Зиновьев Александр Александрович
Шрифт:
— На случай войны население будет эвакуировано из крупных городов в отдаленные районы. В этой связи я вспомнил случай, который имел место в городе К. Там объявили учебную атомную тревогу. Поскольку все знали, что тревога учебная, население города спокойно эвакуировалось в лес неподалеку от К. Правда, вместо современных бомбоубежищ их поместили в примитивные землянки. Но дело не в этом. Потом многих наградили за умелые и быстрые действия. Орден получила, например, заведующая детским садом, которая за полчаса вывезла всех детей своего сада из города. Но все рекорды скорости и организованности побил один жлоб, который не знал, что тревога учебная, и принял ее за настоящую. Он за десять минут успел выскочить на шоссе, остановить грузовик, ломиком убить шофера, погрузить на грузовик все свое семейство и имущество, включая могучего хряка, и умчаться из города. Остановили его лишь в двухстах километрах — он сбил нескольких пешеходов и снес шлагбаум при переезде через железную дорогу.

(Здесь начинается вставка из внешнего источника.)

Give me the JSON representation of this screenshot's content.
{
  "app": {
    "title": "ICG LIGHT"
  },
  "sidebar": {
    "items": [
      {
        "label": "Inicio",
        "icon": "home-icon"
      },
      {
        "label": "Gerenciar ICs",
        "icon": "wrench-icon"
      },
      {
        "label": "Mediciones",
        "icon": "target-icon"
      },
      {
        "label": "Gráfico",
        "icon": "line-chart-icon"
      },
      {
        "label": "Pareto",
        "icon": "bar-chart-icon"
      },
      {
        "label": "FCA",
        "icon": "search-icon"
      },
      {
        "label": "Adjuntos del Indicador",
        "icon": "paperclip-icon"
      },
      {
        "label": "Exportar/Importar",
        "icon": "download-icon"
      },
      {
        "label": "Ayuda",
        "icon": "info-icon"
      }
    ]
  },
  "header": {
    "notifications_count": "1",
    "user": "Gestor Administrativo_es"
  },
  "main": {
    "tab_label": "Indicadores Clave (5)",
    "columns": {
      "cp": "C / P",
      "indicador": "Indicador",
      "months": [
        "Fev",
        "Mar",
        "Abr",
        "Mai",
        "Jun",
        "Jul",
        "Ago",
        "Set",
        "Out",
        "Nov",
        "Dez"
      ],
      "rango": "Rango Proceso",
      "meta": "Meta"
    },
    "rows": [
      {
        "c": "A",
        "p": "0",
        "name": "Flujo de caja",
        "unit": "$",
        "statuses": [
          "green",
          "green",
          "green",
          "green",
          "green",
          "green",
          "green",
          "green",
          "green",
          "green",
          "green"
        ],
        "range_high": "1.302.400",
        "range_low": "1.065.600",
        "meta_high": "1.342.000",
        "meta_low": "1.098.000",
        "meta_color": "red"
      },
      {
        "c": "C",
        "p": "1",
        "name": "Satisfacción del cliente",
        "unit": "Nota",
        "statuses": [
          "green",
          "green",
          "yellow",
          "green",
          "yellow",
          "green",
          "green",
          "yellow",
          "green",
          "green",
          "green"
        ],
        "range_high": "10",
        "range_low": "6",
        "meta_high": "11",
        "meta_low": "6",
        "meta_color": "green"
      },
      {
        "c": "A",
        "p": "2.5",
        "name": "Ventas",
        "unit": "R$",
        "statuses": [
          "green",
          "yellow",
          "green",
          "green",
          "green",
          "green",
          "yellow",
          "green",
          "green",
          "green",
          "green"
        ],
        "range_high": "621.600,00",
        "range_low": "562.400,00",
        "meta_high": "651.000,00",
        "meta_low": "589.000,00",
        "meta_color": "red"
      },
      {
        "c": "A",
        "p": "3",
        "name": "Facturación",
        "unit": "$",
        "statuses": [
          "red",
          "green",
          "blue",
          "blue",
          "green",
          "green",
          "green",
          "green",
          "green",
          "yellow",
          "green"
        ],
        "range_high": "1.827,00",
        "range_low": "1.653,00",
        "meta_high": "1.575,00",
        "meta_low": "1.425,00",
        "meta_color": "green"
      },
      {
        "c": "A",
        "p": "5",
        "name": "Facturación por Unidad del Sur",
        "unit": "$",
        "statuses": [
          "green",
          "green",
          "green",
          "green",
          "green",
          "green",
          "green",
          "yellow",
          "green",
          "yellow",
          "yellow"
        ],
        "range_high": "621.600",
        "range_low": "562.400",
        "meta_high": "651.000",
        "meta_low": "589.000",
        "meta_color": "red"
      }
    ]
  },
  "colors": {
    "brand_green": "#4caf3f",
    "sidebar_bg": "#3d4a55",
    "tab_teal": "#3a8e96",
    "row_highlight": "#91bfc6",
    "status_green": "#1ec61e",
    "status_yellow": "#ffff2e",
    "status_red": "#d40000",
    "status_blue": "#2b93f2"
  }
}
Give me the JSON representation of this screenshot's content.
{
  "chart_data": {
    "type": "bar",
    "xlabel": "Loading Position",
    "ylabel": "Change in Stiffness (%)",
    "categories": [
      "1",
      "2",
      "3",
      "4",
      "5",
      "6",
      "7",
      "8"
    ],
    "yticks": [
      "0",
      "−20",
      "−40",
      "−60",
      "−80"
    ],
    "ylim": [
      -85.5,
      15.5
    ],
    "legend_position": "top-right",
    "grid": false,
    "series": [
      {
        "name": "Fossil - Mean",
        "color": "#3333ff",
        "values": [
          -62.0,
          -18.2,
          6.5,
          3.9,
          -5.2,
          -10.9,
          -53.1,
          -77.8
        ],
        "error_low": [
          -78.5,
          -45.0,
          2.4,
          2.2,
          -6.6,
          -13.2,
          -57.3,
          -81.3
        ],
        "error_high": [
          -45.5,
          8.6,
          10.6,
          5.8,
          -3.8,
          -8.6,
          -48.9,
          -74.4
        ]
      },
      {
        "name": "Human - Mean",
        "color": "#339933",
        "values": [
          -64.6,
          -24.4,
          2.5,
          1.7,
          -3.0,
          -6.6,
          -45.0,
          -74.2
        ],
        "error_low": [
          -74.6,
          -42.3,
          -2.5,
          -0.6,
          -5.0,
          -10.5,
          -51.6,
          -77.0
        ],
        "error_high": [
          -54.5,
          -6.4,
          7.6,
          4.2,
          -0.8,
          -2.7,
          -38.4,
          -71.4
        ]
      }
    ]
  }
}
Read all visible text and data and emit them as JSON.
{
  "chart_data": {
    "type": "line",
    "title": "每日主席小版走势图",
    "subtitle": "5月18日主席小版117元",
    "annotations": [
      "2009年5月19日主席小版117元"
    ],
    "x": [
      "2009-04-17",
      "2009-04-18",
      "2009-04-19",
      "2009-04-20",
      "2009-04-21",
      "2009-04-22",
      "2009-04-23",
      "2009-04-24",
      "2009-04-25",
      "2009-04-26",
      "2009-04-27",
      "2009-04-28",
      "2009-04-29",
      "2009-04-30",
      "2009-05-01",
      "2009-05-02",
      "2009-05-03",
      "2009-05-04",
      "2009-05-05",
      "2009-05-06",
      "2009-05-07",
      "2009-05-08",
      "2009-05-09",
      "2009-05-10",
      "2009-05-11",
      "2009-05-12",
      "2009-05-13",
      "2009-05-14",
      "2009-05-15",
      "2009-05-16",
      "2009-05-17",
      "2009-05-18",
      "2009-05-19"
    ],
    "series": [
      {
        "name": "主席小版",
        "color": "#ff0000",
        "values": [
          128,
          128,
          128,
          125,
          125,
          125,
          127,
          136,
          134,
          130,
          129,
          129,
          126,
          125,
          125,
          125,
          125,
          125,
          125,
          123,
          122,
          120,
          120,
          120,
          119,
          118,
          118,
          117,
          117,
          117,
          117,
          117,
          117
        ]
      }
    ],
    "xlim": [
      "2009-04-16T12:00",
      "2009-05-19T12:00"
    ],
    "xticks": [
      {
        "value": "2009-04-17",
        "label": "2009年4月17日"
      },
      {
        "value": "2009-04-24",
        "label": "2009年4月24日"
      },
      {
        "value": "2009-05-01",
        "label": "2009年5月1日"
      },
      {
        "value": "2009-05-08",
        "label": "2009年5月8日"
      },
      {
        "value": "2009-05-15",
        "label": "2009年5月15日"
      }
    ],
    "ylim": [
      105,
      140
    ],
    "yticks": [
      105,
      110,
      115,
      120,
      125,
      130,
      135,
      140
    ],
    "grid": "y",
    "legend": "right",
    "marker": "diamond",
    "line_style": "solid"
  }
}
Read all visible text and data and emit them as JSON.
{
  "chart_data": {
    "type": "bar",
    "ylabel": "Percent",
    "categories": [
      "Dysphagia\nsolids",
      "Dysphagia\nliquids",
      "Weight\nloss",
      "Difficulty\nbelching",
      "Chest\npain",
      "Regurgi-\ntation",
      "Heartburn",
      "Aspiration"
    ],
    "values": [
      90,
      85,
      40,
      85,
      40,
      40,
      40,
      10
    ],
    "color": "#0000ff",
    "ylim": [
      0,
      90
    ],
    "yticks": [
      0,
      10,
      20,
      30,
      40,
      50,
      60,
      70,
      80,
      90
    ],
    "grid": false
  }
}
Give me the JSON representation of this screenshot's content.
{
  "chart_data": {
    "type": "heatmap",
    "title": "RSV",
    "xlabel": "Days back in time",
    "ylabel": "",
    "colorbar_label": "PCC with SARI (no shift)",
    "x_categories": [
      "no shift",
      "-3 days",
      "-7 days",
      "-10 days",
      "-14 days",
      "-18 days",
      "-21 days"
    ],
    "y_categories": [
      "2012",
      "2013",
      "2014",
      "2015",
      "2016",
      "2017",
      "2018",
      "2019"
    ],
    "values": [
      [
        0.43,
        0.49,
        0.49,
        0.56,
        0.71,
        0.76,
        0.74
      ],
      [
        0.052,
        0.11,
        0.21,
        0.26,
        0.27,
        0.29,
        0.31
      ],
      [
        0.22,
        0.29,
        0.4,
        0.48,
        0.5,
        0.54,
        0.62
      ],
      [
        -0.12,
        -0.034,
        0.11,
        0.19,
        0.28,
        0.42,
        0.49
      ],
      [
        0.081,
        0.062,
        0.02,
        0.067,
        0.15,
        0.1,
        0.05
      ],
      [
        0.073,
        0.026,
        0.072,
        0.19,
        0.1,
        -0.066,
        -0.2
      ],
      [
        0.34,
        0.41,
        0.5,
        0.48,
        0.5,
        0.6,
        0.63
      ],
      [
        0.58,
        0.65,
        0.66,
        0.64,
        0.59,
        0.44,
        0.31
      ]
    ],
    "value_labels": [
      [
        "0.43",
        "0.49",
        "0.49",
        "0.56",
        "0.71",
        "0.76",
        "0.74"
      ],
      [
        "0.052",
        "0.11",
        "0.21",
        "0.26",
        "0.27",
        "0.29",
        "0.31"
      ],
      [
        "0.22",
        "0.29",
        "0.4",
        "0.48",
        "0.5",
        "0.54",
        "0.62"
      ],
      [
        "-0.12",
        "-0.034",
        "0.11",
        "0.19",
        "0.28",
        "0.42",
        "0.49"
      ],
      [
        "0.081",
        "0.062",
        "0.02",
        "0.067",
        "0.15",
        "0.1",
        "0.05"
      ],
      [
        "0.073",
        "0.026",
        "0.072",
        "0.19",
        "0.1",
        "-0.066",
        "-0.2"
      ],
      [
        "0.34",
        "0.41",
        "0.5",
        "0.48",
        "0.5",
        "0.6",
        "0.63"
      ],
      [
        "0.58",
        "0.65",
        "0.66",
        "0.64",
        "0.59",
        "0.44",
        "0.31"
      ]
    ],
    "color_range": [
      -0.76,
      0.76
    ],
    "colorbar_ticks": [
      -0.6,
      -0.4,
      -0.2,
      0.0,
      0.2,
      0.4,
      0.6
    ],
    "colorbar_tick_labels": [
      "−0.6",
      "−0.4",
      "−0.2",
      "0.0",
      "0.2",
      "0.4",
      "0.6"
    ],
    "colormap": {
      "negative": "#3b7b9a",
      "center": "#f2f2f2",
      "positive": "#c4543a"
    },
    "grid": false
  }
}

— В этом деле есть другой очень интересный аспект. Будь я на месте властей, я бы объявил атомную тревогу и выселил из городов достаточно большое число людей в отдаленные районы. Причем этих людей можно заранее наметить. И квартирная проблема в городах будет решена.
Матренадура о Западе
Что вы мне все про Запад твердите, ворчит Матренадура, хотя никто из нас и не помышляет говорить на эту тему. Думаете, там дураков нету? Есть, и не меньше нашего. Помните, Никита ездил в Америку? Американцы не один миллион долларов ухлопали на то, чтобы достать стакан его мочи. Зачем? Анализировать, конечно. Потом полгода целый институт изучал эту мочу. И, используя новейшие дорогостоящие методы, наконец-то выяснили, что Никита шизофреник. А мы и без науки знали, что он полоумный. Ну а если и так, что от этого меняется?! Потом Брежнев поехал в Германию. Немцы еще больше приложили усилий, чтобы заполучить кусочек его... простите за выражение... говна. Зачем? Опять же анализировать. Решили узнать, долго ли он еще проживет. А к чему это? У нас последний пастух знает, что он и с таким говном будет жить столько, сколько нужно Партии и Правительству, и с хорошим загнется скорее, если потребуется К тому же этим западным идиотам невдомек, что у нас за руководителей Партии и Правительства мочатся и какают их помощники и советники.
Битва за урожай
Каждый день у нас проводится политинформация. Проводит сам Комиссар. Пять минут о событиях в мире, полчаса — о ходе битвы за урожай. Он довольно косноязычно (но с претензией на интеллигентность и научность) пересказывает нам содержание газетных статей и зачитывает отрывки из них. Вот, например, несколько отрывков из рубрики «Хроника жатвы» с комментариями Комиссара. Цитата: земледельцы такой-то области продали (!!!) государству более миллиона тонн зерна — почти на пятьдесят тысяч тонн больше, чем намечалось народнохозяйственным планом. Комментарий: обратите внимание, продали, а не сдали, как раньше, что свидетельствует о том, что... Вопрос Дона Игуана: а почем продавали? Ответ Кандидата: по полтиннику за тонну, то есть вдвое дороже, чем в прошлом году. Цитата: набирает темпы жатва риса в хозяйствах такого-то края, в государственные закрома поступили первые сто тысяч тонн зерна — вдвое больше, чем на это время прошлого года. Комментарий: это — наглядный пример воплощения в жизнь решения Пленума ЦК обратить особое внимание на производство таких высокопродуктивных культур, как рис, соя, кукуруза... Между прочим, я был в этой области в командировке в прошлом году, так там не то что рис, даже трава не росла, а теперь... Реплика Кандидата: если там в прошлом году не росло ничего, то по правилам математики дважды ноль будет... Цитата: комбайнер Герой Социалистического Труда И. Иванов из колхоза имени Карла Маркса за пять часов скосил хлеба со ста гектаров нивы, выполнив тем самым пятнадцать норм. Комментарий: думаю, что эта скорость уборки превосходит американскую. Реплика Деда: что же, у него комбайн-то с Реактивным мотором, что ли?!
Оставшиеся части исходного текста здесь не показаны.